E como elas têm se revelado imprescindíveis! Em uma das minhas colunas já relatei a experiência de ter participado do projeto do Redes Cordiais, de visitar o TSE (Tribunal Superior Eleitoral) para conhecer o funcionamento das urnas eletrônicas. Só essa iniciativa alcançou mais de 10 milhões de pessoas nas redes sociais. Na esteira desse sucesso, o Redes também acabou de lançar a campanha “Respire antes de acreditar ”, realizada com os influenciadores que passaram pelos workshops de educação midiática oferecidos pela instituição. Serão publicados oito vídeos curtos, durante o período eleitoral, mostrando como a desinformação funciona a partir das checagens realizadas pela Agência Lupa, parceira do projeto.
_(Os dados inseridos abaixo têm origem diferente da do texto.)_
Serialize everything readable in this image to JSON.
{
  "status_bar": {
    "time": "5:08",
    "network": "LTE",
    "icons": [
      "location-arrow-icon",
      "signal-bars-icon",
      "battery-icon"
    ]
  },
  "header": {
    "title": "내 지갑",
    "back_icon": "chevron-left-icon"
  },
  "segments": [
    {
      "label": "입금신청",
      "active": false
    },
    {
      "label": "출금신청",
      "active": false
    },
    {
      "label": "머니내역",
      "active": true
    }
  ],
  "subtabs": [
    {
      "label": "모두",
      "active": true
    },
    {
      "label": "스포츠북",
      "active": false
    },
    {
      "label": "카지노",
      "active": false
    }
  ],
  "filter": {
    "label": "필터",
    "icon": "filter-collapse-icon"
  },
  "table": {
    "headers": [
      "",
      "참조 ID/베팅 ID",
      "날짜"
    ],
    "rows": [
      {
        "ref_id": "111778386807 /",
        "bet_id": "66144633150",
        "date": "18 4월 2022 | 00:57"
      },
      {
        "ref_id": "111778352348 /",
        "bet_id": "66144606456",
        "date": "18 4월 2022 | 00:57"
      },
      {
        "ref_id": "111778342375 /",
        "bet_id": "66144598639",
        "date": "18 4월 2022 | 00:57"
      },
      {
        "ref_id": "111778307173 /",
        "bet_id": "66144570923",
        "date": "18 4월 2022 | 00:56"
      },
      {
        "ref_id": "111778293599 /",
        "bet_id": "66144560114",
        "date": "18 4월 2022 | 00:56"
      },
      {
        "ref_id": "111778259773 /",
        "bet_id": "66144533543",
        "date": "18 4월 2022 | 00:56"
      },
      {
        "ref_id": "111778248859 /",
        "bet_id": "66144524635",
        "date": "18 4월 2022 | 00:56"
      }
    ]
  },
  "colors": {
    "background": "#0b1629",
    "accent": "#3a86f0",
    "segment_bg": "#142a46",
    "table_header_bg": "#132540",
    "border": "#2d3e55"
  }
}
O Instituto Vero também colocou nas redes o seu projeto Fake Dói , que é uma jornada formativa para estimular que jovens entre 16 e 24 anos adquiram habilidades de investigação cidadã para descredibilizar as desinformações durante o período eleitoral. Dois jovens apresentadores, super antenados com a linguagem do seu público-alvo, ensinam a usar ferramentas abertas e gratuitas, as chamadas Osint (Open Source Intelligence Technology), para checar informações. Tudo de um jeito simples e acessível não apenas aos jovens, mas a qualquer pessoa que se interesse em desmascarar as fake news.

Somam-se a esses os projetos o “Reload Explained”, uma criação coletiva da Agência Pública em parceira com outros nove veículos jornalísticos digitais e independentes: ((o))eco, Agência Lupa, Amazônia Real, Congresso em Foco, Énois, Marco Zero Conteúdo, Ponte Jornalismo, Projeto #Colabora e Repórter Brasil, que é um verdadeiro guia audiovisual sobre o que é e como funciona a democracia, com direito a cartuns, infográficos e vídeos sob medida para o público jovem; e o BotPonto , um robô que monitora vídeos postados no YouTube durante as eleições deste ano, ferramenta criada pelo Núcleo Jornalismo, uma iniciativa que monitora o impacto das redes sociais na vida da sociedade. E para arrematar este conjunto de dicas, vale destacar a cartilha #Eleições sem Ódio , produzida pela Safenet Brasil para a população jovem, contendo uma série de informações e ferramentas para que eles enfrentem esse período eleitoral com ética, segurança e disponibilidade para o diálogo.

Além dessas novidades, qualquer cidadão brasileiro pode usar a ferramenta de checagem de notícias criada pelo próprio TSE desde 2020, a página “ Fato ou Boato ”, onde encontrará esclarecimentos sobre fake news e o processo eleitoral, notícias checadas, além de recomendações de conteúdos educativos. E para quem gosta dos aplicativos de mensagens como Whatsapp e Telegram, a agência de checagem de notícias Aos Fatos disponibiliza a Fátima , a robô checadora de fatos, que verifica se uma informação é verdadeira ou não, e ainda envia um boletim diário com notícias checadas.

Combater as notícias falsas, ainda mais em períodos eleitorais, não é uma tarefa simples e também não se trata apenas de uma iniciativa individual ou de algumas instituições que trabalham com comunicação. Trata-se de um projeto de sociedade, no qual, desde a mais tenra idade, é preciso democratizar oportunidades para que todos nós possamos exercitar a nossa autonomia por meio do que lemos, escrevemos e conversamos. A comunicação permite que sejamos mais críticos e conscientes, mas ela precisa ser, como dizia o nosso educador maior Paulo Freire, “palavramundo”. E em tempos cibernéticos essa palavra que permite ler e compreender o mundo também está nas redes, então, precisamos, mais do que nunca, aprender a navegá-las. E é muito bom saber que, para isso, não estamos sozinhos.

Januária Cristina Alvesé mestre em comunicação social pela ECA/USP (Escola de Comunicações e Artes da Universidade de São Paulo), jornalista, educomunicadora, autora de mais de 50 livros infantojuvenis, duas vezes vencedora do Prêmio Jabuti de Literatura Brasileira, coautora do livro “Como não ser enganado pelas fake news” (editora Moderna) e autora de “#XôFakeNews - Uma história de verdades e mentiras”. É membro da Associação Brasileira de pesquisadores e Profissionais em Educomunicação - ABPEducom e da Mil Alliance, a Aliança Global para Parcerias em Alfabetização Midiática e Informacional da Unesco.

Os artigos publicados pelos colunistas são de responsabilidade exclusiva de seus autores e não representam as ideias ou opiniões do Nexo.